Attempted fraud? …AG alleges scam in $16M vehicle purchase

By Svetlana Marshall

INQUIRIES into the $16.5M budgeted in 2015 for the purchase of a vehicle for Attorney-General and Legal Affairs Minister, Basil William ignited a heated exchange in the Parliamentary Committee of Supply on Tuesday, with the subject Minister crying ‘fraud’.

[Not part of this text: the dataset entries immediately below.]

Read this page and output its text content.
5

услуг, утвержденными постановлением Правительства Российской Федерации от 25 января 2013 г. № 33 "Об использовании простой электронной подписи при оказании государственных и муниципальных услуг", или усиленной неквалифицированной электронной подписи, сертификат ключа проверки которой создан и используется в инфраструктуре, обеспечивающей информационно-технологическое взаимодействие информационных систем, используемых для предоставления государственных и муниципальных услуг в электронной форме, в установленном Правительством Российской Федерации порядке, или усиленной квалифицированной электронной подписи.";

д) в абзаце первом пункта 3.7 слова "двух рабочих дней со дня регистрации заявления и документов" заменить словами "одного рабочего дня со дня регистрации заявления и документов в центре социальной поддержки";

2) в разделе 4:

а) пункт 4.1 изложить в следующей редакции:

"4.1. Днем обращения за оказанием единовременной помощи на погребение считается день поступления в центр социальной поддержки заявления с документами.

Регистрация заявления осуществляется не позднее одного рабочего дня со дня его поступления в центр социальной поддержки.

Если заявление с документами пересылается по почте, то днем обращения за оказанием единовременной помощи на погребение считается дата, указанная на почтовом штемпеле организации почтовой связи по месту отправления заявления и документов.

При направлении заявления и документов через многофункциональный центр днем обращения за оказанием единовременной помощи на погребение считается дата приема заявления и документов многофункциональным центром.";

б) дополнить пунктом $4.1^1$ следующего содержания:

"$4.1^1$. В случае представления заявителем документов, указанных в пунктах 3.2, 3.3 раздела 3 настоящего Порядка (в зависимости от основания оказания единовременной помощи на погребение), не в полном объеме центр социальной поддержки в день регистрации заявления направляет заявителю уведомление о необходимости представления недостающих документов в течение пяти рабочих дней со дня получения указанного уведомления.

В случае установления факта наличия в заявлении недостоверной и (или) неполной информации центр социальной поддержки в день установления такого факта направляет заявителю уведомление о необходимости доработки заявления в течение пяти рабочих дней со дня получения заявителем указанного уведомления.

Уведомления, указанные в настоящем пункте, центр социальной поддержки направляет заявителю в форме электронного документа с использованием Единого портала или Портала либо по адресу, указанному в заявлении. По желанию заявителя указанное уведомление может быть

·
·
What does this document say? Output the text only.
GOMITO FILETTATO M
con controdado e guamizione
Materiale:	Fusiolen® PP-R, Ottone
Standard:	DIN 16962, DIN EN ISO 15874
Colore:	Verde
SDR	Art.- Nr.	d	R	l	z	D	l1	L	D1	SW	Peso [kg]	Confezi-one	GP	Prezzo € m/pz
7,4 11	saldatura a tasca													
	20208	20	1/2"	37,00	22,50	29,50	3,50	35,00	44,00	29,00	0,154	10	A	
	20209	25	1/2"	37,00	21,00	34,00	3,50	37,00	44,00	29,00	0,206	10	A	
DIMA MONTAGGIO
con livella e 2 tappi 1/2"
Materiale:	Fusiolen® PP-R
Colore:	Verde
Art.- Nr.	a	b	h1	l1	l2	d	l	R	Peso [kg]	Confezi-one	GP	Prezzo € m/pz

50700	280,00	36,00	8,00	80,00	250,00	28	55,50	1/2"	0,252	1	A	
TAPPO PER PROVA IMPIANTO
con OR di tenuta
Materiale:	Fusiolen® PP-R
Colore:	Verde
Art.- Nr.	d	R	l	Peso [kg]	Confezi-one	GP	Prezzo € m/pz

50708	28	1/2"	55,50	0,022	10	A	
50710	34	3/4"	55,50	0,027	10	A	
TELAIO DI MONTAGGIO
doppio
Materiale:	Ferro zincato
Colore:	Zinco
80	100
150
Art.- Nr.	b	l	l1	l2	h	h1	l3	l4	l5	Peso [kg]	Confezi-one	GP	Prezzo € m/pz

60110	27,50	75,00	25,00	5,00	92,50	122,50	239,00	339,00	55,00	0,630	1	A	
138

Former Attorney-General and Legal Affairs Minister, Anil Nandlall querying the $16.5M budgeted last year
Former Attorney-General and Legal Affairs Minister, Anil Nandlall querying the $16.5M budgeted last year

His predecessor, Anil Nandlall had raised an alarm at the level of the Committee of Supply on hearing that a further $6.5M was allocated in this year’s budget for the purchase of yet another vehicle for him.
But as Minister Williams painstakingly explained, the $16.5M transaction had to be cancelled because it was fraught with inaccuracies.
Said he, “Mr. Chairman, that transaction that the Honourable Member refers to was a transaction designed to defraud the State of its revenues; and if it weren’t for the vigilance of the current Attorney-General, Sir, our revenues would have been depleted.”
Williams said that during the initial stages of the transaction, he was under the impression that the vehicle being purchased was new.
But on closer inspection of the vehicle, while it was still at the wharf, he and his staff soon came to realise that what they were looking at was a reconditioned vehicle and not a ‘brand new baby’.
As such, he is now maintaining that that transaction had been hatched long before he took office.
But Nandlall, pulling a classic ‘Shaggy’, is saying it wasn’t he; that rather it must have been Williams who was trying to pull a fast one, as when he signed the draft 2015 budget, it did not include money for a vehicle.
At this, Minister Williams immediately took to his feet, “on a point of order,” saying: “As a green Minister, I had no idea whatsoever about procedures for procurement and the like; and I can’t say that for the former Attorney-General, and I am saying…arrangements were already in place when I became Minister of Legal Affairs to perpetrate this act upon the State.”
He said that it was because of this apparent attempt to defraud the State that he took the decision to retrieve the $8.2M that had already been paid to the importer and transferred it to the Ministry of Finance.
But as Bishop Juan Edghill, who rose to defend his colleague, argued, since the $16.5M was no longer used to purchase the vehicle, then it should have been reflected in the budget estimates under the Ministry of Legal Affairs. According to the 2016 Estimates, the $16.5M was spent.
Minister Williams, in reply, said it was not until after the budget had been presented that the ‘fraud’ was uncovered. “At the time that this budget was prepared,” he said, “the vehicle still had not been delivered; but they had actually received half of the purchase price already, which I had to retrieve, of course.”
But, try as he might, there was no convincing Nandlall and Edghill, as they still proceeded to badger him with a long list of questions.
In the end, Minister Williams said, “All I can say, Sir, is that the Public Accounts and Auditor-General will deal with this issue.”
With the $16.5M returned to the Finance Ministry, the $6.5M budgeted this year will be used to purchase another vehicle for the Attorney-General and Legal Affairs Minister.
Earlier on in the debate, also, Nandlall had queried about the more than $40M allocated for the provision of roof and land.
Minister Williams, in response, explained that the sum will be used to execute repairs to the Ministry’s roof, but most importantly, it will also be used to purchase two small plots of land in order to extend the building of the Ministry to increase capacity. Each plot will be acquired at $20M.
In the end, $1.508B was budgeted for current expenditure, while $146.313M was set aside for capital expenditure – a total of $1.654B.